Grogan went on to point out that in 1990, the year of the first International Ice Hockey Federation Women's World Championships, there were only 6,336 registered female hockey players in the U.S. Today, the IIHF says 65,700 participate in the U.S. and another 87,230 are registered players in Canada, according to ESPN.com.
Yes, this was a bone-jarring, gut-wrenching, hard-to-take defeat for the American women, who seemed to have the gold medal securely in their hands until they gave up a pair of goals over a 3 1/2-minute stretch—including the one that tied the score with just 54.6 seconds left—to see a 2-0 lead disappear in the third period on Thursday.
But over time, even those rooting for America who were devastated by the defeat should be able to see the value of the game and the sport's rightful place in the Winter Olympics lineup.
That, in itself, will not be enough to matter if other countries don't soon start catching up more rapidly with Canada and the United States in the international rink.
It would be cool to say that the sport already has come a long way since the morning of the gold-medal game between these same two countries back at Vancouver in 2010, when then-International Olympic Committee President Jacques Rogge surprised reporters by suggesting the sport was treading on very thin Olympic ice.
But it wouldn't necessarily be true.
Will the Sochi gold-medal game between Canada and the U.S. spur a worldwide interest increase in women's hockey?
Rogge's message that day, according to USA Hockey Magazine, was blunt: Improve the overall competitiveness of the game throughout the Olympic field, or start worrying about it soon going the way of women's softball as far as an official Olympic sport.
That was four years ago, of course. And Rogge was replaced as acting president of the IOC by Thomas Bach last year.
No way the IOC is seriously considering tossing women's hockey from the menu in the immediate wake of Thursday's thrilling contest. But make no mistake.
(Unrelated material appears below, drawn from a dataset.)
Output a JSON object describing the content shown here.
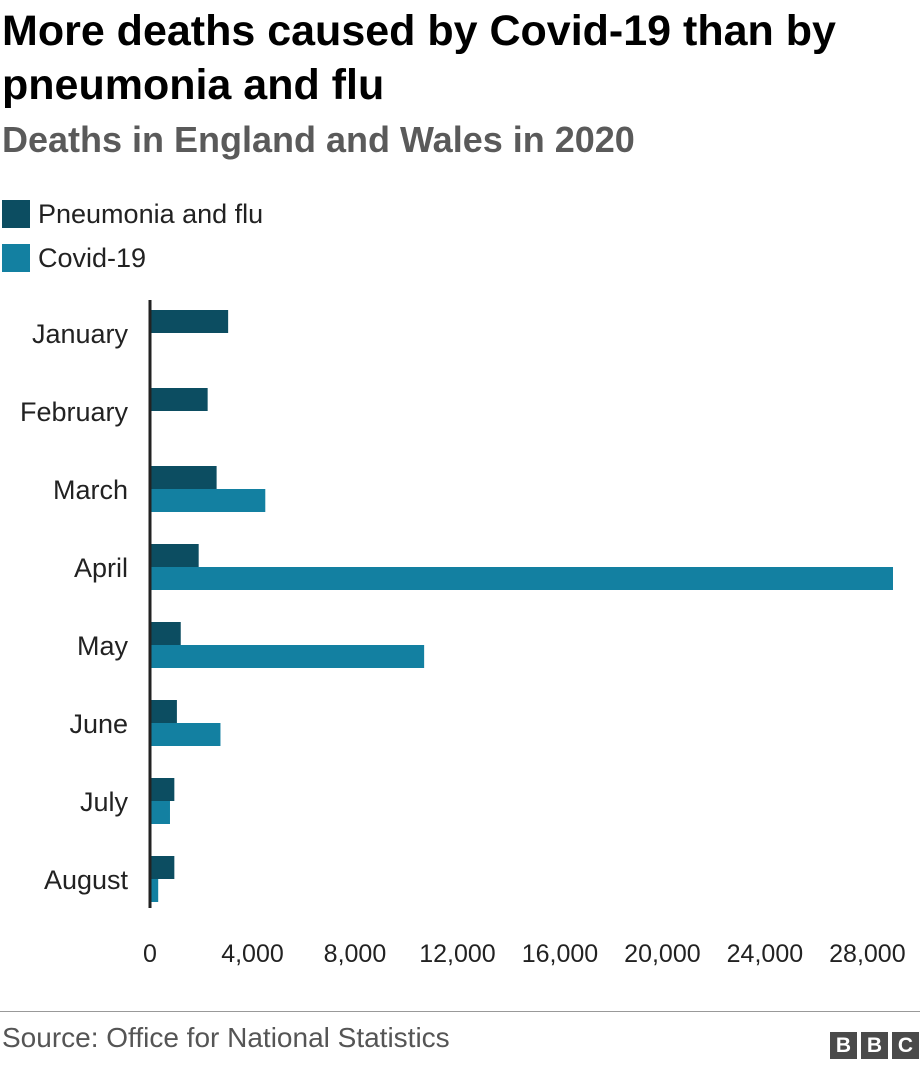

If Thursday's game doesn't have a resounding ripple effect that reaches outside of the borders of Canada—into the United States and even well beyond—the women's game could be right back in the IOC's crosshairs again four years from now.
Even the bronze-medal game was entertaining in Sochi, or at least the score indicates it was, as Sweden came from down 3-0 in the final period to defeat Switzerland, 4-3. Not too many folks invested the time to watch that one.
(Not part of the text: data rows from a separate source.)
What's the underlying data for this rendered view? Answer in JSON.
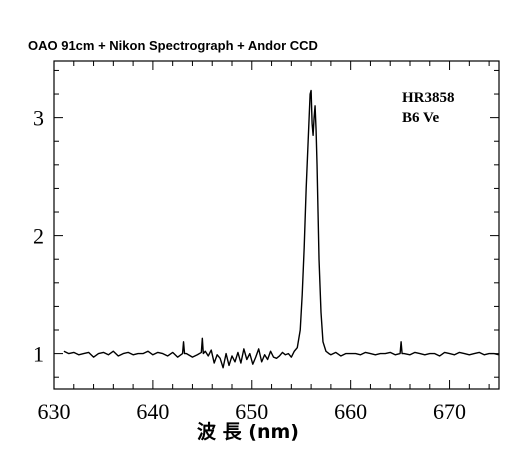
{
  "chart_data": {
    "type": "line",
    "title": "OAO 91cm + Nikon Spectrograph + Andor CCD",
    "xlabel": "波 長 (nm)",
    "ylabel": "",
    "xlim": [
      630,
      675
    ],
    "ylim": [
      0.7,
      3.48
    ],
    "xticks": [
      630,
      640,
      650,
      660,
      670
    ],
    "yticks": [
      1,
      2,
      3
    ],
    "annotations": [
      "HR3858",
      "B6 Ve"
    ],
    "grid": false,
    "series": [
      {
        "x": [
          631.0,
          631.5,
          632.0,
          632.5,
          633.0,
          633.5,
          634.0,
          634.5,
          635.0,
          635.5,
          636.0,
          636.5,
          637.0,
          637.5,
          638.0,
          638.5,
          639.0,
          639.5,
          640.0,
          640.5,
          641.0,
          641.5,
          642.0,
          642.5,
          643.0,
          643.1,
          643.2,
          643.4,
          644.0,
          644.5,
          644.9,
          645.0,
          645.1,
          645.3,
          645.6,
          645.9,
          646.2,
          646.5,
          646.8,
          647.1,
          647.4,
          647.7,
          648.0,
          648.3,
          648.6,
          648.9,
          649.2,
          649.5,
          649.8,
          650.1,
          650.4,
          650.7,
          651.0,
          651.3,
          651.6,
          651.9,
          652.2,
          652.5,
          652.8,
          653.1,
          653.4,
          653.7,
          654.0,
          654.3,
          654.6,
          654.9,
          655.1,
          655.3,
          655.5,
          655.7,
          655.9,
          656.0,
          656.1,
          656.2,
          656.3,
          656.4,
          656.5,
          656.6,
          656.7,
          656.8,
          657.0,
          657.2,
          657.5,
          657.8,
          658.0,
          658.5,
          659.0,
          659.5,
          660.0,
          660.5,
          661.0,
          661.5,
          662.0,
          662.5,
          663.0,
          663.5,
          664.0,
          664.5,
          665.0,
          665.1,
          665.2,
          665.4,
          666.0,
          666.5,
          667.0,
          667.5,
          668.0,
          668.5,
          669.0,
          669.5,
          670.0,
          670.5,
          671.0,
          671.5,
          672.0,
          672.5,
          673.0,
          673.5,
          674.0,
          674.5,
          675.0
        ],
        "y": [
          1.02,
          1.0,
          1.01,
          0.99,
          1.0,
          1.01,
          0.97,
          1.0,
          1.01,
          0.99,
          1.02,
          0.98,
          1.0,
          1.01,
          0.99,
          1.0,
          1.0,
          1.02,
          0.99,
          1.01,
          1.0,
          0.98,
          1.01,
          0.97,
          1.0,
          1.1,
          1.0,
          1.0,
          0.97,
          0.99,
          1.01,
          1.13,
          1.0,
          1.02,
          0.98,
          1.03,
          0.92,
          0.99,
          0.96,
          0.88,
          1.0,
          0.9,
          0.98,
          0.93,
          1.01,
          0.92,
          1.04,
          0.95,
          1.0,
          0.91,
          0.97,
          1.04,
          0.93,
          0.99,
          0.95,
          1.02,
          0.97,
          0.96,
          0.98,
          1.01,
          0.99,
          1.0,
          0.97,
          1.02,
          1.05,
          1.2,
          1.5,
          1.9,
          2.4,
          2.8,
          3.2,
          3.23,
          2.95,
          2.85,
          3.0,
          3.1,
          2.9,
          2.6,
          2.2,
          1.8,
          1.35,
          1.1,
          1.02,
          1.0,
          0.99,
          1.01,
          0.98,
          1.0,
          1.0,
          1.0,
          0.99,
          1.01,
          1.0,
          0.99,
          1.0,
          1.0,
          1.01,
          0.99,
          1.0,
          1.1,
          1.0,
          1.0,
          0.99,
          1.01,
          1.0,
          0.99,
          1.0,
          1.0,
          0.98,
          1.01,
          1.0,
          0.99,
          1.01,
          1.0,
          0.99,
          1.0,
          1.01,
          0.99,
          1.0,
          1.0,
          0.99
        ]
      }
    ]
  }
}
What the sport needs is to expand beyond its current Canada-U.S. domination and have some other countries rise up to challenge those major programs. The U.S. beat Sweden in the semifinals this Olympics by the score of 6-1, and it could have been worse.
But in 2010, Team USA beat Sweden 9-1. So maybe this is progress.
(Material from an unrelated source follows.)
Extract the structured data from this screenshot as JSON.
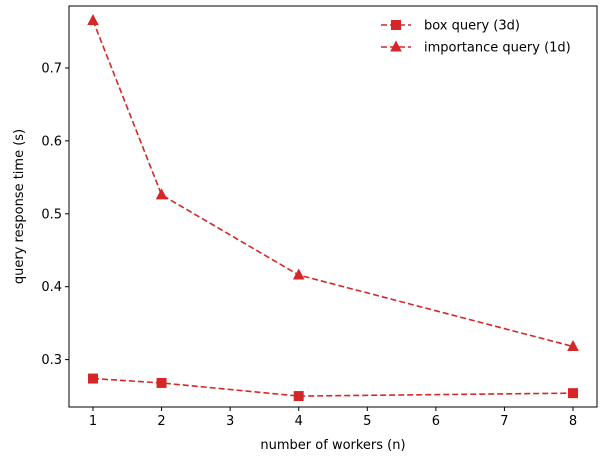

For a sport whose mightiest professional presence in North America (where it is most popular) is mired in obscurity in the five-team Canadian Women's Hockey League, more rapid progress is required. The CWHL, by the way, currently consists of four teams located in Canada (two in Ontario, one in Quebec, one in Alberta) and only one south of the Canadian border in Boston.
What's sad is that for a few brief hours in Sochi on Thursday, the Canada-U.S. women's hockey rivalry packed every bit as much emotional punch as the men's semi-final between the same two countries will when it is played this Friday. But when the winners and losers of the men's game go home, they'll have other big games to play over the next four years in the National Hockey League or elsewhere.
Heck, some of them arguably will play bigger games over the next four months.
The women won't go into hiding for the next four years. But in a few weeks after the buzz of this game wears off, it unfortunately is likely to sure seem like it to most of us.